Pretender proteger a esas niñas no mostrando sus caras es puritanismo derivado de un exasperante afán de corrección política. Que Isabel Muñoz no nos las enseñase supondría que ni las viésemos ni, probablemente, las protegiésemos; viéndolas, cabe al menos la posibilidad de que a alguien le dé por hacer algo. La corrección política es enemiga del arte y de la verdad. En los periódicos y la televisión se pixelan las caras de los niños, como si no tuvieran; si pixelan pubis y pezones, como si no tuviéramos. Se vela la realidad, una realidad. Lo que ha hecho la fotógrafa en el reportaje del EPS y en su exposición es justamente desvelarla, revelarla. Rebelarse.

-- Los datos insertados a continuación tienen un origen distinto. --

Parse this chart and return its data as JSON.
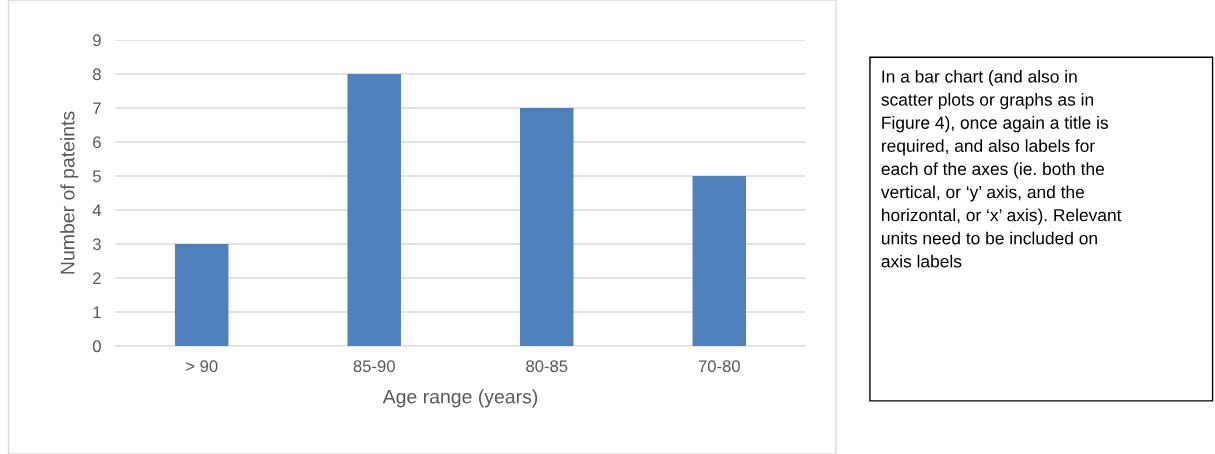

Y en el acto de liberar las imágenes de la realidad de los añadidos moralistas, posteriores, del espectador establece una moral previa: la que se escandaliza no de la representación de la realidad, sino de la realidad misma, ésta sí verdaderamente escandalosa. Sin esa intención liberadora y ese espíritu libre, que han de impulsar toda creación artística (incluyendo el fotoperiodismo), habríamos de prescindir, entre tantos otros, de los niños mineros de Sebastião Salgado o de los niños mongólicos de Diane Arbus. Del gigante judío de ésta o del gigante inca de Martín Chambi, fotógrafo peruano que en las primeras décadas del siglo XX también fotografió niños mendigos y con cuya retrospectiva podemos hoy deleitarnos en la Fundación Telefónica.

Así como con las fotos de Isabel Muñoz sentimos el aire caliente y viciado de Camboya, con las de Chambi nos corta el filo de la rasca cuzqueña y nos llega ese olor que tiene el frío al mezclarse con la lana y los humores campesinos. No querer ver el entumecimiento de sus pies descalzos en contraste con el brillo de los botines burgueses es apostar por el aburguesamiento mismo de la realidad y de su representación. La corrección política es burguesa. Y somos burgueses, a qué negarlo, pero no debemos aburguesarnos, que es otra cosa: cerrar la salida a nuestros prejuicios. El arte es la salida principal. De qué punto de vista adopte el artista dependerá su capacidad de transmitirnos la verdad a revelar. Por eso Isabel ha adoptado el de las niñas prostitutas. Por eso estoy segura también de que cuando adopte el punto de vista del animal maltratado sus Tauromaquias (única parte de su obra que empaña mi admiración) serán otras, capaces de transmitirnos el insoportable hedor de la crueldad, el calor desesperado y sangrante del aliento del toro. Sé que alguien que sabe mirar como ella va a poder verlo. Y nos prestará sus ojos.